The thought of Moore taking on a comic-book franchise is, in its essence, mildly appealing. His first film, the surprise smash musical-comedy Pitch Perfect, was an intoxicating sour-sweet blend that possessed an irresistible kinetic energy with heart-tugging sincerity and stupidly clever gags. Given how well the dumb delicacies of Spider-Man 3 have aged, it’s not hard to dream of a Spider-Man movie with a level of humor beyond Peter Parker’s baddie-zinging one-liners.
Which leaves us with Levine, arguably the best choice in this nondescript bunch. I haven’t personally cared much for Levine’s films. 2006’s All the Boys Love Mandy Lane was a tired genre flip of grindhouse horror tropes; there was also the coming-of-age nostalgia trip The Wackness in 2008, the Joseph Gordon-Levitt cancer dramedy 50/50, and 2013’s unrequited-zombie-love flick Warm Bodies. A distinct theme in his work is young men falling in and out of love as the world changes and perpetually crumbles around them. Both Raimi and Webb’s Spider-Man films paid as much attention to the journey Peter Parker took — from an emotionally reserved, unfailingly polite boy to a swaggering, alpha-male-aspirant young man — as they did to Spider-Man’s own crime-fighting exploits. For better or worse, Levine’s filmography shares this common interest, and combined with the flashes of action embedded in Warm Bodies, it’s not unimaginable that he could make a reasonably watchable Spider-Man film.
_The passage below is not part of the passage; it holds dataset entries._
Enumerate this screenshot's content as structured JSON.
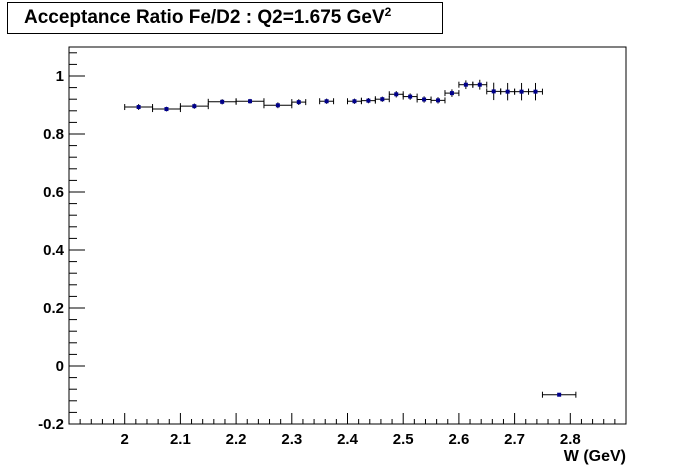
{
  "title": {
    "text": "Acceptance Ratio Fe/D2 : Q2=1.675 GeV",
    "superscript": "2"
  },
  "chart_data": {
    "type": "scatter",
    "title": "Acceptance Ratio Fe/D2 : Q2=1.675 GeV²",
    "xlabel": "W (GeV)",
    "ylabel": "",
    "xlim": [
      1.9,
      2.9
    ],
    "ylim": [
      -0.2,
      1.1
    ],
    "grid": false,
    "x_ticks": [
      "2",
      "2.1",
      "2.2",
      "2.3",
      "2.4",
      "2.5",
      "2.6",
      "2.7",
      "2.8"
    ],
    "y_ticks": [
      "-0.2",
      "0",
      "0.2",
      "0.4",
      "0.6",
      "0.8",
      "1"
    ],
    "marker_color": "#00008b",
    "series": [
      {
        "x": [
          2.025,
          2.075,
          2.125,
          2.175,
          2.225,
          2.275,
          2.3125,
          2.3625,
          2.4125,
          2.4375,
          2.4625,
          2.4875,
          2.5125,
          2.5375,
          2.5625,
          2.5875,
          2.6125,
          2.6375,
          2.6625,
          2.6875,
          2.7125,
          2.7375,
          2.78
        ],
        "y": [
          0.893,
          0.886,
          0.896,
          0.911,
          0.913,
          0.899,
          0.91,
          0.913,
          0.913,
          0.915,
          0.92,
          0.937,
          0.929,
          0.919,
          0.916,
          0.941,
          0.97,
          0.97,
          0.947,
          0.946,
          0.946,
          0.946,
          -0.099
        ],
        "x_err": [
          0.025,
          0.025,
          0.025,
          0.025,
          0.025,
          0.025,
          0.0125,
          0.0125,
          0.0125,
          0.0125,
          0.0125,
          0.0125,
          0.0125,
          0.0125,
          0.0125,
          0.0125,
          0.0125,
          0.0125,
          0.0125,
          0.0125,
          0.0125,
          0.0125,
          0.03
        ],
        "y_err": [
          0.01,
          0.008,
          0.009,
          0.009,
          0.008,
          0.01,
          0.01,
          0.009,
          0.009,
          0.009,
          0.009,
          0.011,
          0.011,
          0.011,
          0.011,
          0.013,
          0.015,
          0.017,
          0.03,
          0.03,
          0.03,
          0.03,
          0.004
        ]
      }
    ]
  }
}
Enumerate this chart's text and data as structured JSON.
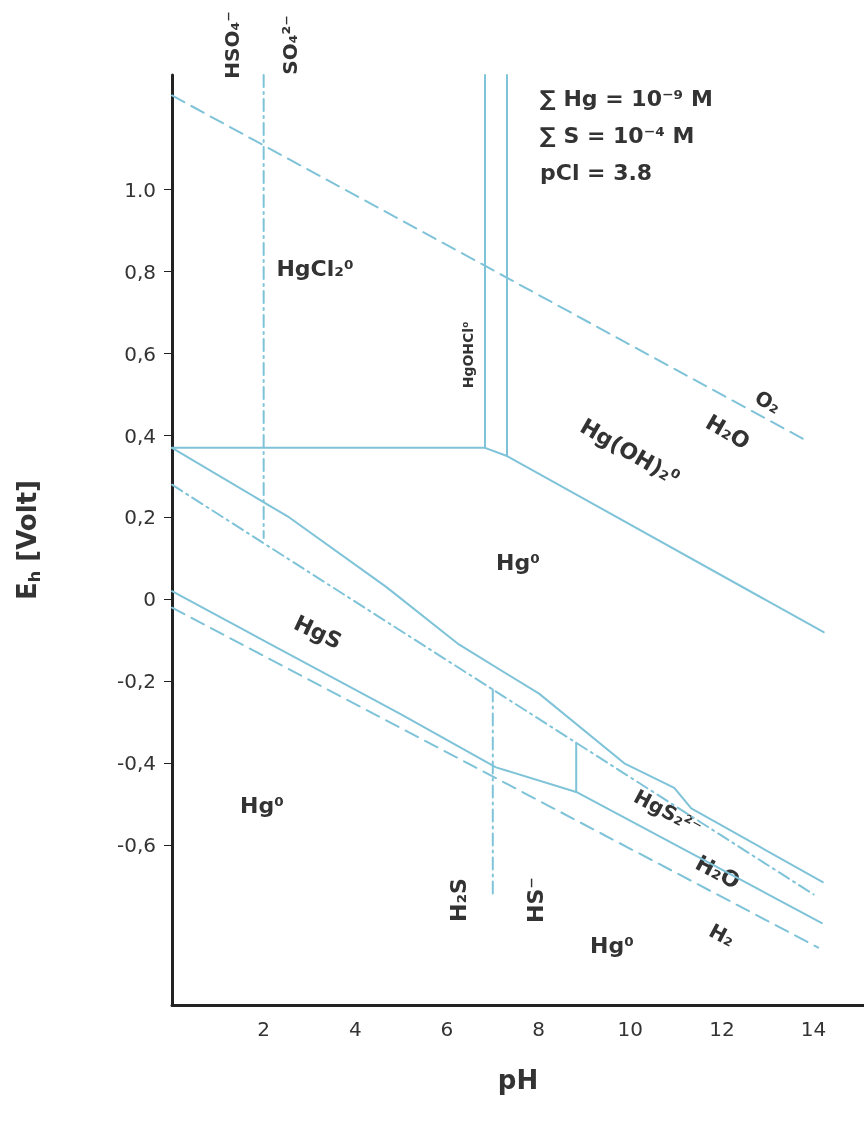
{
  "chart_data": {
    "type": "line",
    "xlabel": "pH",
    "ylabel": "E$_{h}$ [Volt]",
    "xlim": [
      0,
      15.1
    ],
    "ylim": [
      -0.99,
      1.28
    ],
    "xticks": [
      2,
      4,
      6,
      8,
      10,
      12,
      14
    ],
    "yticks": [
      {
        "value": 1,
        "label": "1.0"
      },
      {
        "value": 0.8,
        "label": "0,8"
      },
      {
        "value": 0.6,
        "label": "0,6"
      },
      {
        "value": 0.4,
        "label": "0,4"
      },
      {
        "value": 0.2,
        "label": "0,2"
      },
      0,
      {
        "value": -0.2,
        "label": "-0,2"
      },
      {
        "value": -0.4,
        "label": "-0,4"
      },
      {
        "value": -0.6,
        "label": "-0,6"
      }
    ],
    "grid": false,
    "marker": "none",
    "series": [
      {
        "x": [
          0,
          13.8
        ],
        "values": [
          1.23,
          0.39
        ],
        "color": "#7fc3d8",
        "line_style": "dashed"
      },
      {
        "x": [
          0,
          14.1
        ],
        "values": [
          -0.02,
          -0.85
        ],
        "color": "#7fc3d8",
        "line_style": "dashed"
      },
      {
        "x": [
          2,
          2
        ],
        "values": [
          1.28,
          0.15
        ],
        "color": "#7fc3d8",
        "line_style": "dotted"
      },
      {
        "x": [
          0,
          14
        ],
        "values": [
          0.28,
          -0.72
        ],
        "color": "#7fc3d8",
        "line_style": "dotted"
      },
      {
        "x": [
          7,
          7
        ],
        "values": [
          -0.22,
          -0.72
        ],
        "color": "#7fc3d8",
        "line_style": "dotted"
      },
      {
        "x": [
          6.83,
          6.83
        ],
        "values": [
          0.37,
          1.28
        ],
        "color": "#7fc3d8",
        "line_style": "solid"
      },
      {
        "x": [
          7.31,
          7.31
        ],
        "values": [
          0.35,
          1.28
        ],
        "color": "#7fc3d8",
        "line_style": "solid"
      },
      {
        "x": [
          0,
          6.83,
          7.31,
          14.22
        ],
        "values": [
          0.37,
          0.37,
          0.35,
          -0.08
        ],
        "color": "#7fc3d8",
        "line_style": "solid"
      },
      {
        "x": [
          0,
          2.56,
          4.68,
          6.26,
          8.01,
          9.87,
          10.96,
          11.33,
          14.2
        ],
        "values": [
          0.37,
          0.2,
          0.03,
          -0.11,
          -0.23,
          -0.4,
          -0.46,
          -0.51,
          -0.69
        ],
        "color": "#7fc3d8",
        "line_style": "solid"
      },
      {
        "x": [
          8.82,
          8.82
        ],
        "values": [
          -0.35,
          -0.47
        ],
        "color": "#7fc3d8",
        "line_style": "solid"
      },
      {
        "x": [
          0,
          4.99,
          7.07,
          8.82,
          14.18
        ],
        "values": [
          0.02,
          -0.28,
          -0.41,
          -0.47,
          -0.79
        ],
        "color": "#7fc3d8",
        "line_style": "solid"
      }
    ],
    "annotations": [
      "HSO₄⁻",
      "SO₄²⁻",
      "∑ Hg = 10⁻⁹ M",
      "∑ S = 10⁻⁴ M",
      "pCl = 3.8",
      "HgCl₂⁰",
      "HgOHCl⁰",
      "O₂",
      "H₂O",
      "Hg(OH)₂⁰",
      "Hg⁰",
      "HgS",
      "Hg⁰",
      "HgS₂²⁻",
      "H₂O",
      "H₂S",
      "HS⁻",
      "Hg⁰",
      "H₂"
    ]
  }
}
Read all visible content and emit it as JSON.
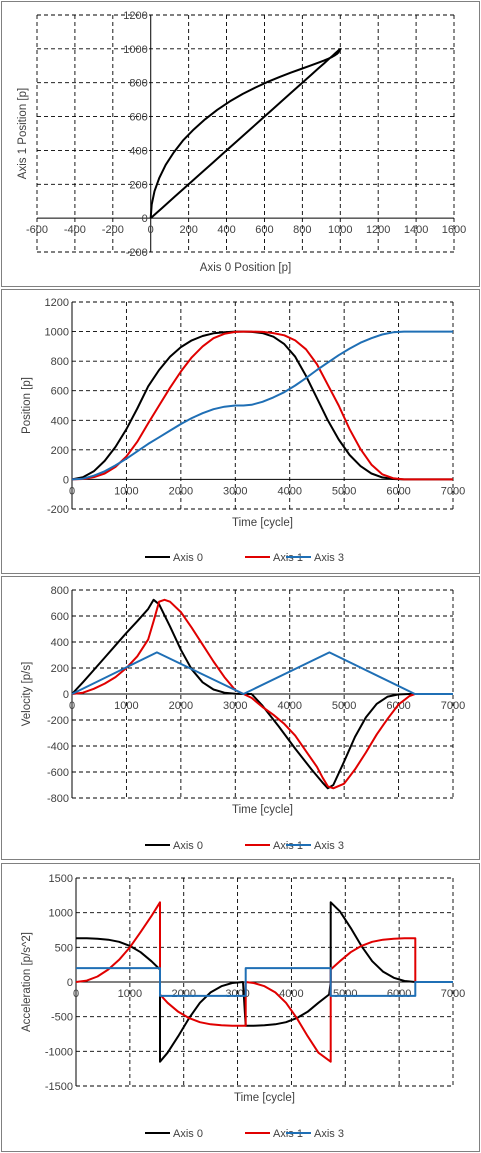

In fact, any of the directors in question could make a film as uninspiring and competent as the first Amazing Spider-Man — and that’s exactly why Sony’s considering them in the first place. The recent public flameout (no pun intended) of hotshot auteur Josh Trank, following reports of behind-the-scenes trouble during his forthcoming Fantastic Four reboot, may serve as a cautionary tale for studios. Putting costly, respected properties in the hands of well-reputed and left-field creative types doesn’t always yield Raimi-level results. Even the critically maligned The Amazing Spider-Man 2 — a film made by a guy who cut his teeth on a Green Day music video and one of the most resolutely emo films of the last 10 years — was a modest financial success, a fact that underlines an important lesson for movie studios and spells bad news for fans of the franchise. These movies don’t need to be good to be successful — they just need to be made.